In the subanalysis of immunological function, there were no significant differences in the parameters indicating cellular immunity, i.e. leukocytes and lymphocytes counts and the T cell subpopulation. Serum immunoglobulin plays an important role in host humoral immunity. Although the serum levels of IgA and IgM dropped remarkably in all the patients after the operation, they recovered quickly in the EN + PN group and were significantly higher than those in the EN group. However, because of the small number of patients in the present study, it is unclear whether this findings suggests an improvement in the postoperative immunological status. However, there was not inflammation or infection in the patients in the EN + PN group.
In the subanalysis of biochemical parameters, there were no significant differences in any of the parameters, excluding those of hepatic function, between the 2 groups. The postoperative increase in ALT and lactate levels and decrease in the ChE level in the EN +PN group could not be clarified. However, we considered that these changes were caused by TPN, since it has been reported that patients receiving TPN usually show mild-to-moderate elevations in transaminase and alkaline phosphatase levels and hepatic steatosis or portal triaditis on biopsy; the steatosis is reversible, if TPN is administered for a short period [13, 14].

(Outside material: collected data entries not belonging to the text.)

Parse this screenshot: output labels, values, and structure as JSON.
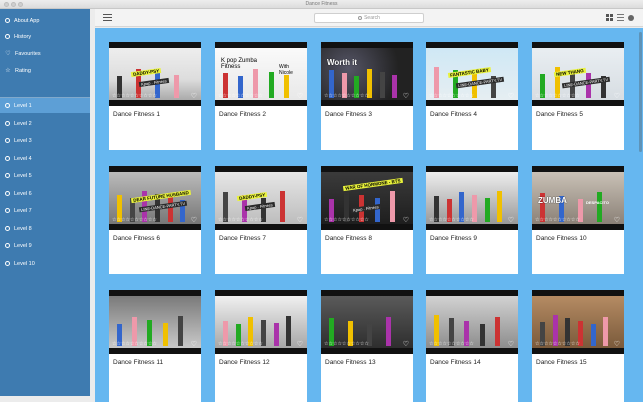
{
  "window": {
    "title": "Dance Fitness"
  },
  "sidebar": {
    "items": [
      {
        "label": "About App",
        "icon": "info-icon"
      },
      {
        "label": "History",
        "icon": "clock-icon"
      },
      {
        "label": "Favourites",
        "icon": "heart-icon"
      },
      {
        "label": "Rating",
        "icon": "star-icon"
      }
    ],
    "levels": [
      {
        "label": "Level 1",
        "active": true
      },
      {
        "label": "Level 2"
      },
      {
        "label": "Level 3"
      },
      {
        "label": "Level 4"
      },
      {
        "label": "Level 5"
      },
      {
        "label": "Level 6"
      },
      {
        "label": "Level 7"
      },
      {
        "label": "Level 8"
      },
      {
        "label": "Level 9"
      },
      {
        "label": "Level 10"
      }
    ]
  },
  "toolbar": {
    "search_placeholder": "Search"
  },
  "videos": [
    {
      "title": "Dance Fitness 1",
      "overlay": "DADDY-PSY",
      "sub": "Kpop · Fitness"
    },
    {
      "title": "Dance Fitness 2",
      "overlay": "K pop Zumba Fitness",
      "sub": "With Nicole"
    },
    {
      "title": "Dance Fitness 3",
      "overlay": "Worth it",
      "sub": ""
    },
    {
      "title": "Dance Fitness 4",
      "overlay": "FANTASTIC BABY",
      "sub": "LINE-DANCE-PARTY.TV"
    },
    {
      "title": "Dance Fitness 5",
      "overlay": "NEW THANG",
      "sub": "LINE-DANCE-PARTY.TV"
    },
    {
      "title": "Dance Fitness 6",
      "overlay": "DEAR FUTURE HUSBAND",
      "sub": "LINE-DANCE-PARTY.TV"
    },
    {
      "title": "Dance Fitness 7",
      "overlay": "DADDY-PSY",
      "sub": "Kpop · Fitness"
    },
    {
      "title": "Dance Fitness 8",
      "overlay": "WAR OF HORMONE - BTS",
      "sub": "Kpop · Fitness"
    },
    {
      "title": "Dance Fitness 9",
      "overlay": "",
      "sub": ""
    },
    {
      "title": "Dance Fitness 10",
      "overlay": "ZUMBA",
      "sub": "DESPACITO"
    },
    {
      "title": "Dance Fitness 11",
      "overlay": "",
      "sub": ""
    },
    {
      "title": "Dance Fitness 12",
      "overlay": "",
      "sub": ""
    },
    {
      "title": "Dance Fitness 13",
      "overlay": "",
      "sub": ""
    },
    {
      "title": "Dance Fitness 14",
      "overlay": "",
      "sub": ""
    },
    {
      "title": "Dance Fitness 15",
      "overlay": "",
      "sub": ""
    }
  ],
  "rating_stars": "☆☆☆☆☆☆☆☆☆☆",
  "colors": {
    "sidebar": "#3e7bb0",
    "sidebar_active": "#5d9fd6",
    "content_bg": "#66b7f0"
  }
}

Clinically, our most suggestive finding was that more patients of the EN group dropped out of enteral feeding, mainly due to diarrhea and abdominal distention. The patients of the EN + PN group received parenteral nutrition for a longer duraton than the EN group (7.7 ± 1.1 days vs. 12.0 ± 1.5 days, p = 0.0418); however, it was also demonstrated that there was no significant difference in the occurrence of catheter-associated infections (3/8 in the EN group vs. 2/9 in the EN + PN group, p = 0.4902) under conditions where the central venous route was removed as early as possible.
We suggest that enteral feeding combined with parenteral nutrition may be as safe as total enteral nutrition, which has been reported as the standard method, for ensuring proper completion of postoperative nutrition. Moreover, EN + PN can be a more suitable mode of postoperative nutrition for the patients who have undergone PD. We discontinued our study because many patients in the EN group had to discontinue enteral feeding. However, because of the small number of patients in this study, further studies are required for complete elucidation of these findings.